Question

There are four concentric shells A, B, C and D of radii $a$, $2a$, $3a$ and $4a$ respectively. Shell B and D are given charges $+ q$ and $- q$ respectively. Shell C is now earthed. The potential difference ${V_A} - {V_C}$ is $k = \dfrac{1}{{4\pi {\varepsilon _o}}}$:
(A) $\dfrac{{kq}}{{2a}}$
(B) $\dfrac{{kq}}{{3a}}$
(C) $\dfrac{{kq}}{{4a}}$
(D) $\dfrac{{kq}}{{6a}}$

Answer 1

Hint
We need to find the potential at shell C and then equate that value to zero. From there we can find the charge induced on C. Therefore, by calculating the value of the potential at the shells A and C and we can find the difference in their potential.

Formula Used: In this solution, we will be using the following formula
$V = \dfrac{{kq}}{d}$
where $V$ is the potential
$k = \dfrac{1}{{4\pi {\varepsilon _o}}}$ where ${\varepsilon _o}$ is the permittivity in free space, $q$ is the charge and $d$ is the distance.

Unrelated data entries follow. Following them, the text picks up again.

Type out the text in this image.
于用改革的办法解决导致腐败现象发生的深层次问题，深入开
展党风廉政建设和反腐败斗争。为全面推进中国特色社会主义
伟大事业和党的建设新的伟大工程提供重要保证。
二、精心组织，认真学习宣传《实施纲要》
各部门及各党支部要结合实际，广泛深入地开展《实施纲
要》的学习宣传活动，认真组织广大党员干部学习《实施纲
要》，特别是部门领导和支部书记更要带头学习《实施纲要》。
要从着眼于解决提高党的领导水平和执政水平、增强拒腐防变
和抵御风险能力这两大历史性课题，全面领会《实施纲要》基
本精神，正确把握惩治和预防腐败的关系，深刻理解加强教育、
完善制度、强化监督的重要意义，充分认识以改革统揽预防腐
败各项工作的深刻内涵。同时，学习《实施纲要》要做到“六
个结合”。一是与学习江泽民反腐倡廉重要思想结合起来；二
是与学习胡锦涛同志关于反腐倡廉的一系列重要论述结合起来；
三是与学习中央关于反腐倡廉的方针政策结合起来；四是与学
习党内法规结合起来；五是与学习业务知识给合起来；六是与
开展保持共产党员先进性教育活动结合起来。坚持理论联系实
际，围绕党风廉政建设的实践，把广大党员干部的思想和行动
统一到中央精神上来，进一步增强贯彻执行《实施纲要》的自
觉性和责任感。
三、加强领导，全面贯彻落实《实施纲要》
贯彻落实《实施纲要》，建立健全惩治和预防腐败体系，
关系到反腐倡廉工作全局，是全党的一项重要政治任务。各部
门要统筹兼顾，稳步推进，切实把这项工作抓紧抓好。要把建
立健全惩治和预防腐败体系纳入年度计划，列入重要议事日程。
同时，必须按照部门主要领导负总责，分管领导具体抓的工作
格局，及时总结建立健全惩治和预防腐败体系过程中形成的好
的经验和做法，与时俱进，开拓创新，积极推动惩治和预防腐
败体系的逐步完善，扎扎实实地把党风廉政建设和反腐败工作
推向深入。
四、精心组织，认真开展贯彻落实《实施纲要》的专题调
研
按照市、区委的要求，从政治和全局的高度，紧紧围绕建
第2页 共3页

Complete step by step answer
In this case there are 4 concentric shells A, B, C, and D of radius $a$, $2a$, $3a$ and $4a$. A charge $q$ is placed on shell B and $- q$ is placed on the shell D. So we can draw the figure as,

The electric potential due to a charge can be given by the formula,
$V = \dfrac{{kq}}{d}$
Now the potential on the shell C due to the charges placed on the shells D end B is,
${V_c} = \dfrac{{kq}}{{3a}} + \dfrac{{kq'}}{{3a}} - \dfrac{{kq}}{{4a}}$
where $q'$ is the charge induced on C.
And the potential on the surface of A is,
${V_A} = \dfrac{{kq}}{{2a}} + \dfrac{{kq'}}{{3a}} - \dfrac{{kq}}{{4a}}$
Now the shell C is grounded. So the potential on C will be 0. That is, ${V_c} = 0$.
So equating the equation we get,
$0 = \dfrac{{kq}}{{3a}} + \dfrac{{kq'}}{{3a}} - \dfrac{{kq}}{{4a}}$
We can cancel the $k$ and $a$ from the numerator and denominator of all the terms.
So we get,
$0 = \dfrac{q}{3} + \dfrac{{q'}}{3} - \dfrac{q}{4}$
Therefore taking the term containing $q'$ to one side,
$\dfrac{{q'}}{3} = \dfrac{q}{4} - \dfrac{q}{3}$
On the R.H.S taking LCM, we find $q'$ as,
$q' = \dfrac{{\left( {3 - 4} \right)}}{{12}}3q$
On doing the calculation we get
$\Rightarrow q' = - \dfrac{q}{4}$
Now putting this value of $q'$ in the equation for ${V_A}$ we get
${V_A} = \dfrac{{kq}}{{2a}} - \dfrac{{k\dfrac{q}{4}}}{{3a}} - \dfrac{{kq}}{{4a}}$
$\Rightarrow {V_A} = \dfrac{{kq}}{{2a}} - \dfrac{{kq}}{{12a}} - \dfrac{{kq}}{{4a}}$
On doing the LCM and calculating further we get3
${V_A} = \dfrac{{6kq - kq - 3kq}}{{12a}} = \dfrac{{2kq}}{{12a}}$
Hence we get the value of the potential at the surface of A as,
${V_A} = \dfrac{{kq}}{{6a}}$
Since ${V_C} = 0$
Therefore ${V_A} - {V_C} = \dfrac{{kq}}{{6a}}$
This is the difference in potential. So the correct option is D.

Note
The electric potential at a point in an electric field is the amount of work that is done in bringing a unit positive charge from infinity to that point. And when a body is charged it can attract and repulse an oppositely charged body. This shows the ability of a charged body to do work. This ability is called the potential of that body.